- Theatrical release poster
- Directed by: Sandy Tung
- Screenplay by: Dale Rosenbloom
- Based on: Saving Shiloh by Phyllis Reynolds Naylor
- Produced by: Carl Borack Dale Rosenbloom
- Starring: Jason Dolley Jordan Garrett Taylor Momsen Scott Wilson Ann Dowd Gerald McRaney
- Cinematography: Lex DuPont
- Edited by: Clarinda Wong
- Music by: Adam Gorgoni
- Production companies: New Dog Rosenbloom Entertainment Utopia Pictures
- Distributed by: New Dog Distribution
- Release date: May 12, 2006;
- Running time: 90 minutes
- Country: United States
- Language: English

= Saving Shiloh =

Saving Shiloh is a 2006 American family drama film directed by Sandy Tung, based on the book of the same name written by Phyllis Reynolds Naylor. It is the third and final film in the trilogy, whose other members are Shiloh and Shiloh Season.

==Plot==
The movie begins with Marty Preston (Jason Dolley) explaining the events of Shiloh and Shiloh 2: Shiloh Season. Then Judd Travers (Scott Wilson) shows up at the Preston home with dead squirrels as a present for Marty and his family for helping him after his truck accident in the second film. A fearful Shiloh runs into the kitchen since he is still scared of Judd. Marty's sister, Becky (Liberty Smith), embarrasses her mother, Lou (Ann Dowd) when she calls Judd the meanest man, since Judd says he has eaten dead squirrels all his life. Soon, Marty hears from his two best friends, David Howard (Jordan Garrett) and Sam Wallace (Taylor Momsen), that after a fist fight, a drunken Judd has been charged with murder. Marty brings Judd some squirrel stew and offers to help Judd, believing that he has not committed murder, which is confirmed when Marty, David, and Shiloh help capture the real culprits.

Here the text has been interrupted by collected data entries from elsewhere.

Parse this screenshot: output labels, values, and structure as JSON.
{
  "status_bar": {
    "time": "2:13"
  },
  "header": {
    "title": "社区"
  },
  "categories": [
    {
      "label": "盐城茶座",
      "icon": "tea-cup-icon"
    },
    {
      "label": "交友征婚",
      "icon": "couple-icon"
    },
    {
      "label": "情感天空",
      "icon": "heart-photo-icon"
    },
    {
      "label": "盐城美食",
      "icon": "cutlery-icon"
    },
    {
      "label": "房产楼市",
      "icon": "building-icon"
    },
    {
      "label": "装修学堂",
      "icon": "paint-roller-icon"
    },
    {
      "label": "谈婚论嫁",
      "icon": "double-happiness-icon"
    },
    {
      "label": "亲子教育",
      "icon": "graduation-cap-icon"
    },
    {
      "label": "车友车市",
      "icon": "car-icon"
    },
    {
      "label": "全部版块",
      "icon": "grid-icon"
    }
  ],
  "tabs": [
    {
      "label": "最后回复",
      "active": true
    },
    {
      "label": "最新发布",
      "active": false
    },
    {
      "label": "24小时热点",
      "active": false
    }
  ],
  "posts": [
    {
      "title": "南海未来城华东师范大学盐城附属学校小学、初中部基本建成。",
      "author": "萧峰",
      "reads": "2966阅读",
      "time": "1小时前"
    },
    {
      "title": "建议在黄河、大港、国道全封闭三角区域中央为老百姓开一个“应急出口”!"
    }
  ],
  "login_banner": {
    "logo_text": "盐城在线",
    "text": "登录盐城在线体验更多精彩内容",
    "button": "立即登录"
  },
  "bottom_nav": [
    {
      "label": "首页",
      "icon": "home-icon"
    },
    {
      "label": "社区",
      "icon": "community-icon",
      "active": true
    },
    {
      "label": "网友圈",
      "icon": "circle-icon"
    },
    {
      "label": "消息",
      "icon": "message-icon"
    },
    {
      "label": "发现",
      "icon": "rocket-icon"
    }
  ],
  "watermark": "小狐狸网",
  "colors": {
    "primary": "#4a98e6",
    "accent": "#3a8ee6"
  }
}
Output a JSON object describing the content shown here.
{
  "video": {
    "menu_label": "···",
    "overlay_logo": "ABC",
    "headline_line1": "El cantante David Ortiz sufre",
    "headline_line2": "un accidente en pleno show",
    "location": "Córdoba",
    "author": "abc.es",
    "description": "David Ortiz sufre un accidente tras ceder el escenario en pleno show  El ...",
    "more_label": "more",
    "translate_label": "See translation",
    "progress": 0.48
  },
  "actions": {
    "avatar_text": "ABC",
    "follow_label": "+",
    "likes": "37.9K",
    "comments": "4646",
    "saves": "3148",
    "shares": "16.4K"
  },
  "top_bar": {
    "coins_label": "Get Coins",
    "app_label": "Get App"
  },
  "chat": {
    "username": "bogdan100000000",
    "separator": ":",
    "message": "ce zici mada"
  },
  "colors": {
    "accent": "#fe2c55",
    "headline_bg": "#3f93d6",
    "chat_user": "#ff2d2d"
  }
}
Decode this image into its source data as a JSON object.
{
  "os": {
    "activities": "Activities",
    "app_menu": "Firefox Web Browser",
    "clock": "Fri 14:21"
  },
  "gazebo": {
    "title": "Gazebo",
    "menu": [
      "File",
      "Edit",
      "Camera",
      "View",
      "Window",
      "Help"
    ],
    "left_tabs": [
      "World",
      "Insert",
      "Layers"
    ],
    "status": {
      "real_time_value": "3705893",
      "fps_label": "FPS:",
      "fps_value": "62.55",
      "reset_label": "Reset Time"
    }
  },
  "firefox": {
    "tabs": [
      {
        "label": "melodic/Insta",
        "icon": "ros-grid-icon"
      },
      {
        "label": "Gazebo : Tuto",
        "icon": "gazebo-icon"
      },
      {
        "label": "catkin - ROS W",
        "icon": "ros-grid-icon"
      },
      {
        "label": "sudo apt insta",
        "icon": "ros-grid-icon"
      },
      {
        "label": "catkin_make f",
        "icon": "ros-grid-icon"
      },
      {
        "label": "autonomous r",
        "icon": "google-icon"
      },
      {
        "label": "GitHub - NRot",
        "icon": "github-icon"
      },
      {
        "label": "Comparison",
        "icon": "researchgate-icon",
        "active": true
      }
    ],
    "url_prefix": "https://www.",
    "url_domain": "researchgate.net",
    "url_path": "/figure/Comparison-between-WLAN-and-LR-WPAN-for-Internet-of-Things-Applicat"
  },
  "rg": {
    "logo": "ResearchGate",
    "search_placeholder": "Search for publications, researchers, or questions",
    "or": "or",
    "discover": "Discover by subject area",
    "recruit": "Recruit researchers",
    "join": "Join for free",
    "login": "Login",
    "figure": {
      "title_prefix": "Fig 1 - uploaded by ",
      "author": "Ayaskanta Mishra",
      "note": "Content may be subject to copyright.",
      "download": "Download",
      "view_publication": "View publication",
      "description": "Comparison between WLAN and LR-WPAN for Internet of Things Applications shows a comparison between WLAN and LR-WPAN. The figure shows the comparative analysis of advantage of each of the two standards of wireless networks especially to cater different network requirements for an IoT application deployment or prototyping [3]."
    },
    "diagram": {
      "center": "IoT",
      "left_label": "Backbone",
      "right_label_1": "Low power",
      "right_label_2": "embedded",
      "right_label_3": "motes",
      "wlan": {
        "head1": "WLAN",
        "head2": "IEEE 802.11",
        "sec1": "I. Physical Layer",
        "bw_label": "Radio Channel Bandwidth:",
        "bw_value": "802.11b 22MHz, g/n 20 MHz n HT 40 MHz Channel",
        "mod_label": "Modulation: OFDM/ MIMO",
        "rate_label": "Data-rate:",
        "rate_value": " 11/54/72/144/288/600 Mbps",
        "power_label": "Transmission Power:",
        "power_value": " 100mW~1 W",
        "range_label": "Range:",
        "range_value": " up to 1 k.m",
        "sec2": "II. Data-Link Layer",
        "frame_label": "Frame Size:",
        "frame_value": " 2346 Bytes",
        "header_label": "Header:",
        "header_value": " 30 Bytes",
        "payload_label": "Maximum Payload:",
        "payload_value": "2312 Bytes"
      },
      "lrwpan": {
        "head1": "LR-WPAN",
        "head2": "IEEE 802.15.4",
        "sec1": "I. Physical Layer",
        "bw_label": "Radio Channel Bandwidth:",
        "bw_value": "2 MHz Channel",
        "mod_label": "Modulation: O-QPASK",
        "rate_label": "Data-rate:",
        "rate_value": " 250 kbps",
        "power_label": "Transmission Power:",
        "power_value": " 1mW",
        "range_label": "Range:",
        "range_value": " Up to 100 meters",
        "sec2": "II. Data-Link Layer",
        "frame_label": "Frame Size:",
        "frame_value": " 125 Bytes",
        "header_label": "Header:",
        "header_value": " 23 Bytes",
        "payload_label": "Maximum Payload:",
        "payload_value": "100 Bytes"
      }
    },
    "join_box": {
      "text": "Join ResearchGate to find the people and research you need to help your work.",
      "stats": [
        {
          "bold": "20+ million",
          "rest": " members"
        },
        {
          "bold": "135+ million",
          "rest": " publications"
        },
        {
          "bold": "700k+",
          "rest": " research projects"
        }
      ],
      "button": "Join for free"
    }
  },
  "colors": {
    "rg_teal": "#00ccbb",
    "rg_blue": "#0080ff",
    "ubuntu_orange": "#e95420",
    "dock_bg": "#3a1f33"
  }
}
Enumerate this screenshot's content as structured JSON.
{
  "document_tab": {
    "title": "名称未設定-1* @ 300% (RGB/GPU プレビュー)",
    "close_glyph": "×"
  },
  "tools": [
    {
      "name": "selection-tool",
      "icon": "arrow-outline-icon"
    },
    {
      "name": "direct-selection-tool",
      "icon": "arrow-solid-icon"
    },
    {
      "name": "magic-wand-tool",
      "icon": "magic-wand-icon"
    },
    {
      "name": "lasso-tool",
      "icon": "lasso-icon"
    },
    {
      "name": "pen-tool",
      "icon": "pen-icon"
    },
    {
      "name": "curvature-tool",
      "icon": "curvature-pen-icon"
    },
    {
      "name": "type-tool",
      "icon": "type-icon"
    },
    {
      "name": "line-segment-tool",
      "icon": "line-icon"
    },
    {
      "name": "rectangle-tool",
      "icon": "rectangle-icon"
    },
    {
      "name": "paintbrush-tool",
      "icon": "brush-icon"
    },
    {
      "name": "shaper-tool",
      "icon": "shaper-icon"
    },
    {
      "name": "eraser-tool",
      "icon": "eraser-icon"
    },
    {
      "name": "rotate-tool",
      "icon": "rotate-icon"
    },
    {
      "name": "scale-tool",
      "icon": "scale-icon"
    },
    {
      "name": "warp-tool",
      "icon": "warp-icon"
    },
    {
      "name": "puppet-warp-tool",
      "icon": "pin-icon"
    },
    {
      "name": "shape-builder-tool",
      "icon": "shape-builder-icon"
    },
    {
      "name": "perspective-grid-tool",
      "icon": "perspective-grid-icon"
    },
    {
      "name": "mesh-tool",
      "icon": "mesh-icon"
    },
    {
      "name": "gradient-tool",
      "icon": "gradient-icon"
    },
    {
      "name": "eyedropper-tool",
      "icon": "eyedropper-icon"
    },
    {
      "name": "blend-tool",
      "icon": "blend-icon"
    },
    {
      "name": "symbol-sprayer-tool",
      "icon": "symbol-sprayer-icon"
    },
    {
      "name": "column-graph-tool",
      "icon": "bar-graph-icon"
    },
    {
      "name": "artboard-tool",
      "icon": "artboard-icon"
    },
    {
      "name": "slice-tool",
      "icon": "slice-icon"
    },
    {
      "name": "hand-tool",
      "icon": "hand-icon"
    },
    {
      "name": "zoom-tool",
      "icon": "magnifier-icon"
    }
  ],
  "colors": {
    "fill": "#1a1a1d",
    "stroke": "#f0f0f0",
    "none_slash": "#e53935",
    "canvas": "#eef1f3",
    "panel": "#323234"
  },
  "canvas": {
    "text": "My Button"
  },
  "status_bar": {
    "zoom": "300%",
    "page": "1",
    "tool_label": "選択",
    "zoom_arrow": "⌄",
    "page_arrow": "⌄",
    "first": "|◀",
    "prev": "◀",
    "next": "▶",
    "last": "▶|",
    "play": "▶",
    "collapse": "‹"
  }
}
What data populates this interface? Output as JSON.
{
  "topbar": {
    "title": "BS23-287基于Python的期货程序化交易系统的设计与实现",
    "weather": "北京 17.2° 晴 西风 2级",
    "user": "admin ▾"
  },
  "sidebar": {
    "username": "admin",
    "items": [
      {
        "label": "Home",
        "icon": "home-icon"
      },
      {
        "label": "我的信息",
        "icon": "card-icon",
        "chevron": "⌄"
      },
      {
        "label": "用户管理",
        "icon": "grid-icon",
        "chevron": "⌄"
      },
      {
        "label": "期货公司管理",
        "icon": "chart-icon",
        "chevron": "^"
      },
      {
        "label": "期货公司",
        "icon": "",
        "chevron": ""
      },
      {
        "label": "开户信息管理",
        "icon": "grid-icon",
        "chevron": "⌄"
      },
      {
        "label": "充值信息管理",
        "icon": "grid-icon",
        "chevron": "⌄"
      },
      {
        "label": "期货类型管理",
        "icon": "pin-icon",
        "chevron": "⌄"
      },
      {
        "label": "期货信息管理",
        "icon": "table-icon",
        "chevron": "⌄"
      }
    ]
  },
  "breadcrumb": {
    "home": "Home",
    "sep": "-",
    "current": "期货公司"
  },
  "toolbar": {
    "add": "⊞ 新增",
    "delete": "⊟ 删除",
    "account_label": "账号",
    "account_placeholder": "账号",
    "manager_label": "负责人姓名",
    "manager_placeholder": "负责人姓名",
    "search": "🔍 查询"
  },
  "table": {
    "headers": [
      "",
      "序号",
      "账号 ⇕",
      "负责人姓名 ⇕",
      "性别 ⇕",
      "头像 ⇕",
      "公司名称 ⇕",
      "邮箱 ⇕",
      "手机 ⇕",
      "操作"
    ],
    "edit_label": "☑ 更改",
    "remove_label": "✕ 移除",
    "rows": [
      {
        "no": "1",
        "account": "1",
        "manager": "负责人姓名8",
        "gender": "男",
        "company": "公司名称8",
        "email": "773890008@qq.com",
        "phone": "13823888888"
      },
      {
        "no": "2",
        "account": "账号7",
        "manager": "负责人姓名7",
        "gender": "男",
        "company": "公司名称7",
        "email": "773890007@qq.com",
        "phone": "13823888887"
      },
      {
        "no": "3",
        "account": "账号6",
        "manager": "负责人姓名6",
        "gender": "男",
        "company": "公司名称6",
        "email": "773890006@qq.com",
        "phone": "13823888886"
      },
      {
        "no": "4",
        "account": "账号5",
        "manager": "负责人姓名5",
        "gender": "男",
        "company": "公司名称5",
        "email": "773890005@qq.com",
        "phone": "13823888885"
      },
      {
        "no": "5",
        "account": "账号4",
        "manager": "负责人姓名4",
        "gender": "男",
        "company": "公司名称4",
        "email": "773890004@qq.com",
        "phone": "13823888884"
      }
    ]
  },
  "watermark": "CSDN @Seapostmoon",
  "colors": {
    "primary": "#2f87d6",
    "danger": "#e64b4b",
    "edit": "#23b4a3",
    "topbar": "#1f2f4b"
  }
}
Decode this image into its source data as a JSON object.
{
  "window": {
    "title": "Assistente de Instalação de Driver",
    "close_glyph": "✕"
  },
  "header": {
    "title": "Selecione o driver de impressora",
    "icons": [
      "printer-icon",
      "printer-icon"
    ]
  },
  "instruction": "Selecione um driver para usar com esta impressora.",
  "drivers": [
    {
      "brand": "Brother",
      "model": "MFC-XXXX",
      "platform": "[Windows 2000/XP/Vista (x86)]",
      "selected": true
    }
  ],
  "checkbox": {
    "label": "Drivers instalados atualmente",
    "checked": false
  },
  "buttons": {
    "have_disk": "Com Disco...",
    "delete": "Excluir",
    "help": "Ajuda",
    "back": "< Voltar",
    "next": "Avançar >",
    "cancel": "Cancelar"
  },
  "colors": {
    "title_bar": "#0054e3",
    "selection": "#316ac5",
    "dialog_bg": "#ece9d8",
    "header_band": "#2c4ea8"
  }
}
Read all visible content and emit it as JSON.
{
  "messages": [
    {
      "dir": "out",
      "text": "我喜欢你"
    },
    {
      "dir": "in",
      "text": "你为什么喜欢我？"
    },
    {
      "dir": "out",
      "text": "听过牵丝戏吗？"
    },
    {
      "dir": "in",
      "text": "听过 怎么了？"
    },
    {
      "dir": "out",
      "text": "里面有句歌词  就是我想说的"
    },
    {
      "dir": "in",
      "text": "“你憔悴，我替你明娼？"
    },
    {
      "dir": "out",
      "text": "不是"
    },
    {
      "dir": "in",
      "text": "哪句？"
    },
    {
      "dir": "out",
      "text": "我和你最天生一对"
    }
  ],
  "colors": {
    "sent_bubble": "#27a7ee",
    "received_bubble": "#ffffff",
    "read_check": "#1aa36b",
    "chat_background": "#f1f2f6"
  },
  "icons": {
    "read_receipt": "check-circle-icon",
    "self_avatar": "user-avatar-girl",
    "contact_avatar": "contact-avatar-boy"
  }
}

Soon after, when Marty is helping Judd build a fence for his hunting dogs, Judd accidentally steps on one of his dog's paws. The dog starts attacking Judd, biting his good leg. Judd doesn't show any fear, grabbing the dog and swinging him at a fence. Afterward, when Dara Lynn (Kyle Chavarria), another of Marty's sisters, falls into a lake, Marty jumps in to save her. Shiloh jumps in to help but gets caught in the current, which leads toward Miller Falls. Marty goes back into the lake to save Shiloh but gets caught in a branch. Seeing this, Judd jumps off a cliff into the lake to free Marty. Marty explains to Judd that Shiloh is going to go over the waterfall unless he saves him. Judd saves Shiloh and begins a friendship with Marty and Shiloh. Judd joins the local fire and rescue department after his acts of bravery. The film ends with Marty saying, "If you open your heart, anything is possible".

==Cast==
- Jason Dolley as Martin ‘’Marty’’ Preston
- Scott Wilson as Judd Travers
- Gerald McRaney as Raymond "Ray" Preston
- Ann Dowd as Louise "Lou" Preston
- Kyle Chavarria as Dara Lynn Preston
- Jordan Garrett as David Howard
- Taylor Momsen as Samantha "Sam" Wallace
- Liberty Smith as Rebecca "Becky" Preston
- Bonnie Bartlett as Mrs. Wallace
- Kari as Shiloh

==Reception==
While Richard Roeper said that he felt as if he "were being preached to throughout this film", Roger Ebert says that it is a "family film that deals with real problems and teaches real values, and yet is exciting and entertaining". It has a rating of 41% on Rotten Tomatoes.